Читать книгу "Гапон - Валерий Шубинский"
Шрифт:
Интервал:
Закладка:
Гапон, которого эсдеки заставляли читать серьезную политико-теоретическую литературу, в доме у Шишко начал учиться стрелять — и это увлекало его гораздо больше. Принципиально отказываясь разбираться в партийных программах, он видел человеческое различие между эсдеками и эсерами — и вторые нравились ему больше: люди дела. Как раз в то время в Женеву приехал легендарный террорист «Павел Иванович» (настоящее его имя было Борис Викторович Савинков). Гапон с восторгом познакомился с ним и, по свидетельству Савинкова, был единственным, кто поздравил его «с великим князем Сергеем». Савинков был одним из технических организаторов убийства московского губернатора, самого непопулярного из Романовых, которое произошло 4(17) февраля (непосредственным исполнителем был Иван Каляев, арестованный на месте и казненный).
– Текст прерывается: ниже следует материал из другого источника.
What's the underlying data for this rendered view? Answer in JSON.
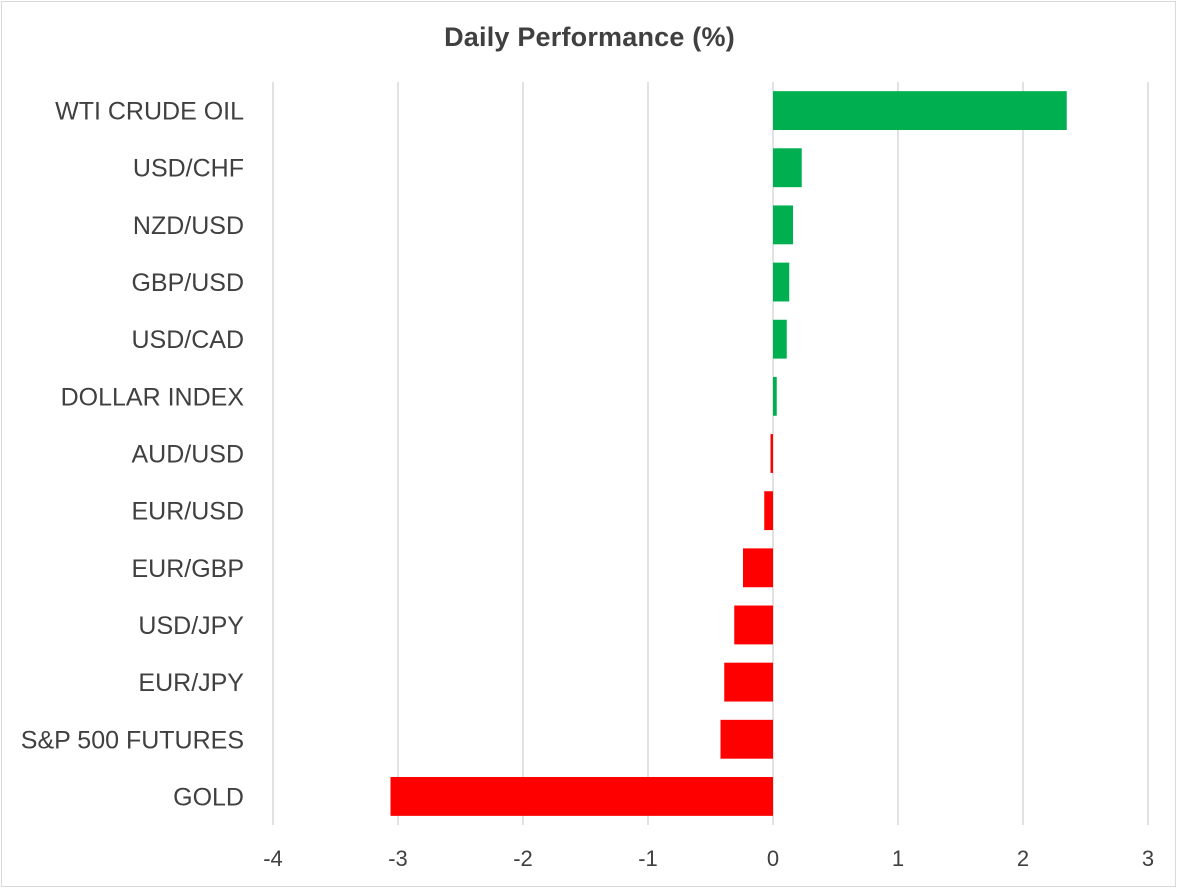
{
  "chart_data": {
    "type": "bar",
    "orientation": "horizontal",
    "title": "Daily Performance (%)",
    "xlabel": "",
    "ylabel": "",
    "categories": [
      "WTI CRUDE OIL",
      "USD/CHF",
      "NZD/USD",
      "GBP/USD",
      "USD/CAD",
      "DOLLAR INDEX",
      "AUD/USD",
      "EUR/USD",
      "EUR/GBP",
      "USD/JPY",
      "EUR/JPY",
      "S&P 500 FUTURES",
      "GOLD"
    ],
    "values": [
      2.35,
      0.23,
      0.16,
      0.13,
      0.11,
      0.03,
      -0.02,
      -0.07,
      -0.24,
      -0.31,
      -0.39,
      -0.42,
      -3.06
    ],
    "xlim": [
      -4,
      3
    ],
    "xticks": [
      -4,
      -3,
      -2,
      -1,
      0,
      1,
      2,
      3
    ],
    "grid": "vertical",
    "legend": "none",
    "colors": {
      "positive": "#00b050",
      "negative": "#ff0000",
      "grid": "#d9d9d9",
      "text": "#404040"
    }
  }
}
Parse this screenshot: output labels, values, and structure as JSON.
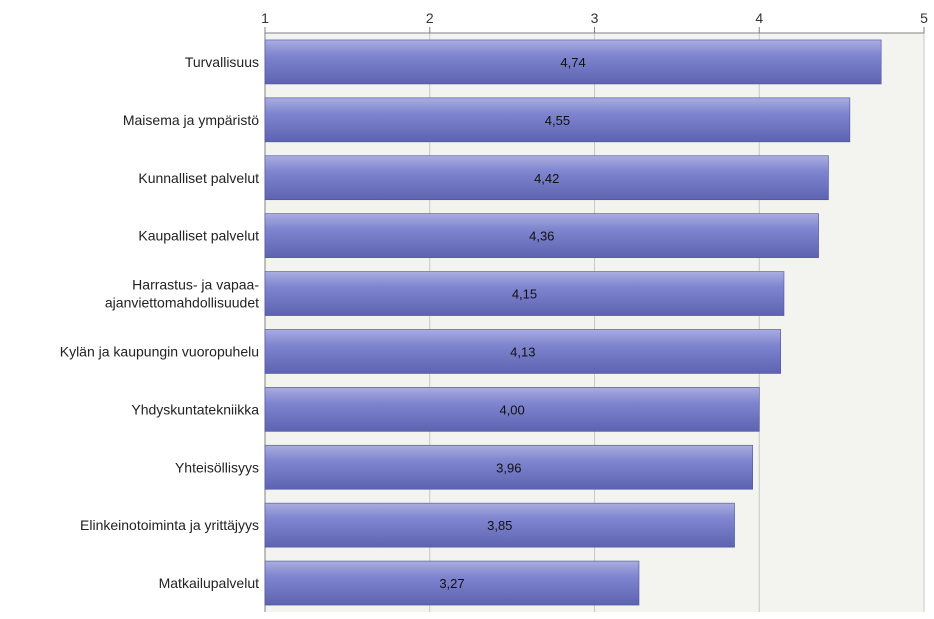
{
  "chart_data": {
    "type": "bar",
    "orientation": "horizontal",
    "title": "",
    "xlabel": "",
    "ylabel": "",
    "xlim": [
      1,
      5
    ],
    "x_ticks": [
      "1",
      "2",
      "3",
      "4",
      "5"
    ],
    "grid": true,
    "categories": [
      "Turvallisuus",
      "Maisema ja ympäristö",
      "Kunnalliset palvelut",
      "Kaupalliset palvelut",
      "Harrastus- ja vapaa-ajanviettomahdollisuudet",
      "Kylän ja kaupungin vuoropuhelu",
      "Yhdyskuntatekniikka",
      "Yhteisöllisyys",
      "Elinkeinotoiminta ja yrittäjyys",
      "Matkailupalvelut"
    ],
    "category_lines": [
      [
        "Turvallisuus"
      ],
      [
        "Maisema ja ympäristö"
      ],
      [
        "Kunnalliset palvelut"
      ],
      [
        "Kaupalliset palvelut"
      ],
      [
        "Harrastus- ja vapaa-",
        "ajanviettomahdollisuudet"
      ],
      [
        "Kylän ja kaupungin vuoropuhelu"
      ],
      [
        "Yhdyskuntatekniikka"
      ],
      [
        "Yhteisöllisyys"
      ],
      [
        "Elinkeinotoiminta ja yrittäjyys"
      ],
      [
        "Matkailupalvelut"
      ]
    ],
    "values": [
      4.74,
      4.55,
      4.42,
      4.36,
      4.15,
      4.13,
      4.0,
      3.96,
      3.85,
      3.27
    ],
    "value_labels": [
      "4,74",
      "4,55",
      "4,42",
      "4,36",
      "4,15",
      "4,13",
      "4,00",
      "3,96",
      "3,85",
      "3,27"
    ],
    "colors": {
      "bar_top": "#a9addf",
      "bar_mid": "#7f85cf",
      "bar_bottom": "#5d63b0",
      "bar_edge": "#4b51a0",
      "plot_bg": "#f3f3ef",
      "grid": "#c8c8c8",
      "axis": "#808080"
    }
  }
}
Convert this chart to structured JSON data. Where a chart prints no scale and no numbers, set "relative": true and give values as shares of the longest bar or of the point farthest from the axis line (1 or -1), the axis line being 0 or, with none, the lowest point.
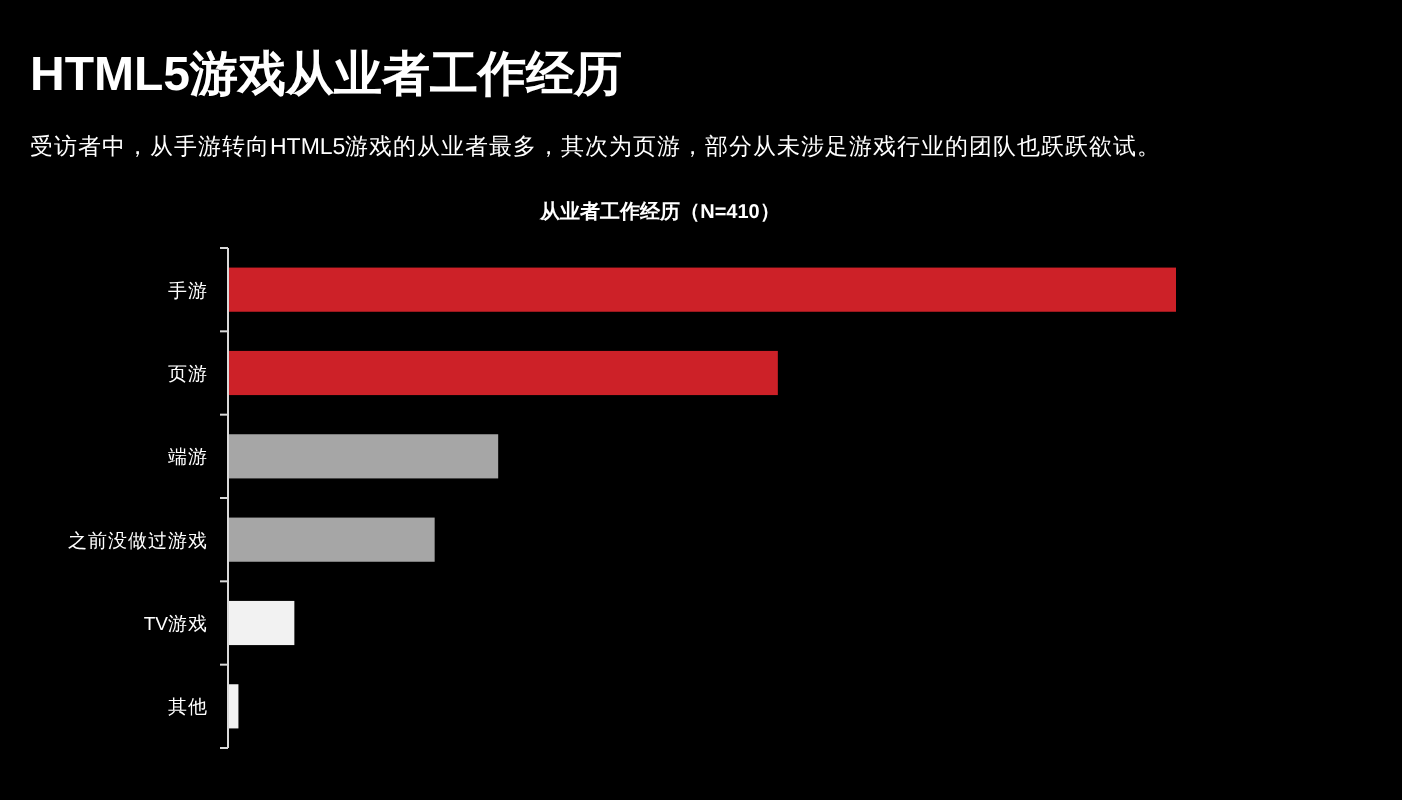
{
  "chart_data": {
    "type": "bar",
    "orientation": "horizontal",
    "relative": true,
    "title": "HTML5游戏从业者工作经历",
    "subtitle": "受访者中，从手游转向HTML5游戏的从业者最多，其次为页游，部分从未涉足游戏行业的团队也跃跃欲试。",
    "annotations": [
      "从业者工作经历（N=410）"
    ],
    "categories": [
      "手游",
      "页游",
      "端游",
      "之前没做过游戏",
      "TV游戏",
      "其他"
    ],
    "values": [
      1,
      0.58,
      0.285,
      0.218,
      0.07,
      0.011
    ],
    "colors": [
      "#cd2128",
      "#cd2128",
      "#a6a6a6",
      "#a6a6a6",
      "#f2f2f2",
      "#f2f2f2"
    ]
  }
}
Савинкову Гапон понравился. «Он казался мне, по впечатлению 9 января, человеком необычайных дарований и воли, тем человеком, который, быть может, единственно способен овладеть сердцами рабочих… Более близкое знакомство подтверждало предвзятое мнение об его дарованиях. У него был живой, быстрый, находчивый ум; прокламации, написанные им, при некоторой их грубости, показывали самобытность и силу стиля; наконец, и это самое главное, у него было большое, природное, бьющее в глаза ораторское дарование».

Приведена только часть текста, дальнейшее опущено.